CNN's Lisa Bloom Hints Same-Sex Marriage Opponents are 'Lunatic-Fringe Bigots'

January 14th, 2010 6:00 PM

Lisa Bloom, CNN Legal Analyst (taken from www.reportercaps.com) | NewsBusters.orgCNN legal analyst Lisa Bloom condemned the voter-approved Proposition 8 in California in an editorial on CNN.com on Tuesday, and labeled the Supreme Court’s Lawrence v. Texas decision in 2003 as “the gay community's Brown v. Board of Education.” Bloom would later imply that the supporters of Prop 8 were “lunatic-fringe bigots.”

The legal analyst began the January 12, 2010 editorial, titled “Prop 8 is simply unconstitutional,” by contrasting “reckless heterosexual nuptials,” such as the 23 marriages of a grandmother in Indiana, with her friends Wilbert and Carlos, “‘free men’ together 16 years and lovingly raising a son, [who] are shut out of the 1,100 federal and hundreds of state legal benefits that come with marriage.” She continued by dropping another personal anecdote, citing the “children in same-sex families: kids like my friends’ son Dorian, growing up with the sting of knowing that his parents are second-class citizens in their own country.”

Bloom, who also is a legal analyst on CBS, devoted much of her CNN.com editorial using many of the typical left-wing talking points about same-sex “marriage,” which included her comparison between Lawrence v. Texas, and the 1954 Brown v. Board of Education decision which ended the segregation of schools.

Study after study finds that something about marriage makes us live longer, healthier lives. Married folks have significantly better mental health, engage in fewer risky behaviors, eat healthier, have less illness and are just plain happier.

And don’t tell me that civil unions are exactly the same as marriage. If that's true, then let's let gays and lesbians pick first. If they pick marriage, and heterosexuals are relegated to civil unions, no problem, right, since they are exactly the same?...

As a civil rights lawyer for 23 years, there is no question at all in my mind that as a matter of constitutional law, the federal court must strike down any law that creates a subclass of Americans, shutting them out of legal privileges and protections available to others, merely because they are gay.

Seven years ago, the U.S. Supreme Court handed down Lawrence v. Texas, the gay community’s Brown v. Board of Education, striking down state laws that criminalized private, consensual gay sex, saying: “The petitioners are entitled to respect for their private lives. The state cannot demean their existence or control their destiny by making their private sexual conduct a crime.”

When all the testimony about legal rights, benefits and protections in the Prop 8 trial is said and done, Perry v. Schwarzenegger is ultimately about just that.

Towards the end of her commentary, the analyst predicted that those who opposed the legalization of same-sex “marriages” would end up being marginalized like those who opposed interracial marriages:

Our gay and lesbian friends and neighbors are entitled to respect for their private lives, and the state cannot demean their existence, even by majority vote.

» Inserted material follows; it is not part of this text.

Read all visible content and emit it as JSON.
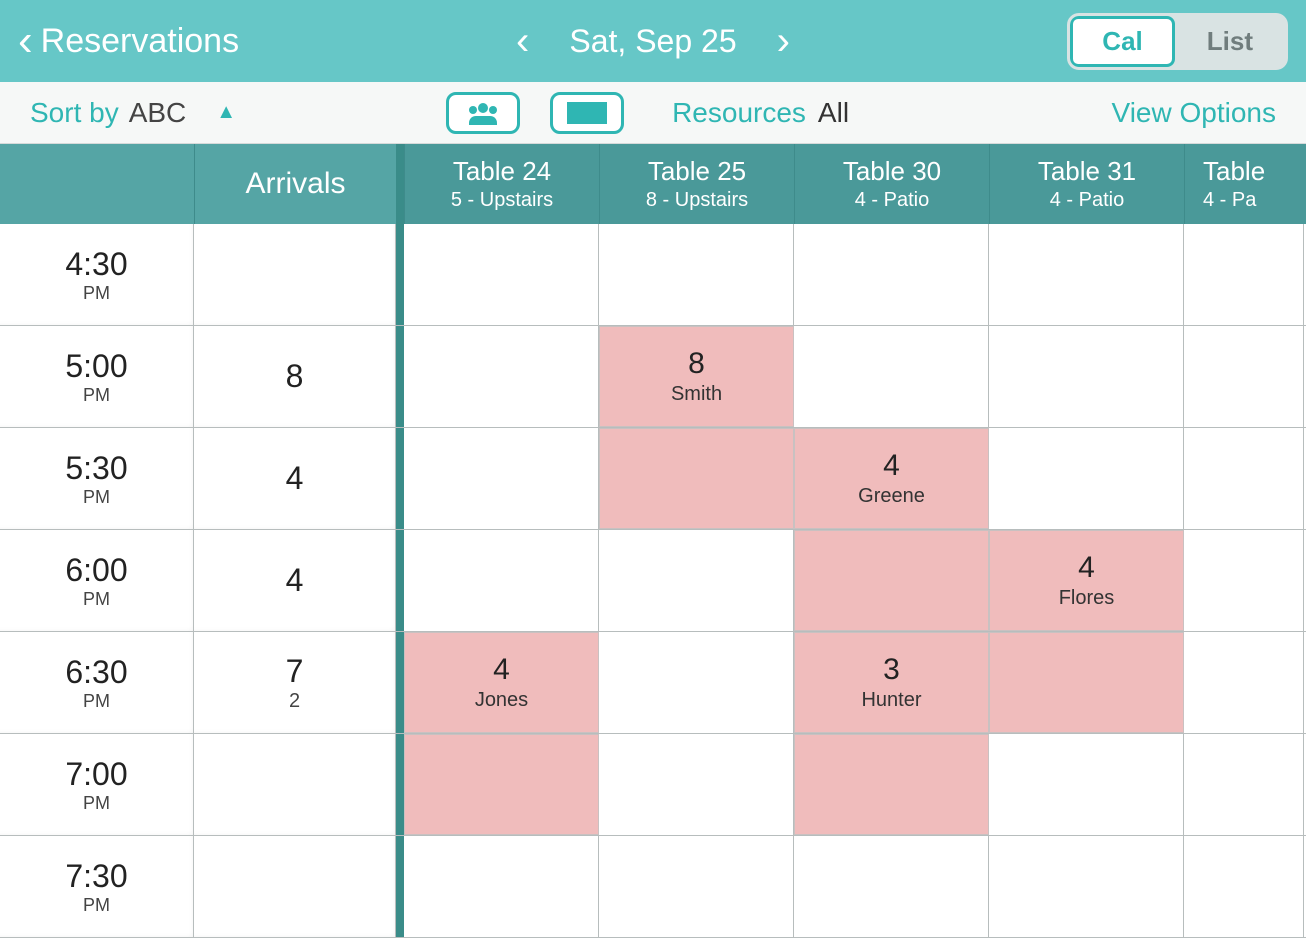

Seven out of 10 Americans supported laws banning interracial marriage at the time our president’s black father and white mother married.

But the Supreme Court knew that our federal Constitution’s guarantee of equal protection of the law was a bedrock American principle that sometimes requires the courts to lead, and so lead they did, striking down antimiscegenation laws in 1967. Now, only lunatic-fringe bigots would support those laws.

My favorite anti-Prop 8 placard read: “When do I get to vote on your marriage?” Same-sex marriage may be a politically volatile and complex issue, but as a matter of federal constitutional law, it’s simple: Fundamental rights must be granted equally across the board to all American citizens. Equal means equal. The rest, constitutionally speaking, is just noise.

This isn’t the first time Bloom has referenced the Brown decision in a defense of same-sex “marriage.” During a panel discussion on Campbell Brown’s program on May 27, 2009, the legal analyst concluded, “I think it’s a huge civil rights issue, and this is the first court ruling that I’m aware of that says that a majority vote- a bare majority vote, can take away the constitutional rights of a protected minority group. You know, Brown versus Board of Education was very unpopular at the time. It wasn’t up for a majority vote, and not- neither have any of the civil rights of American minorities ever been up for a popular vote. That’s the beauty of our constitutional system.”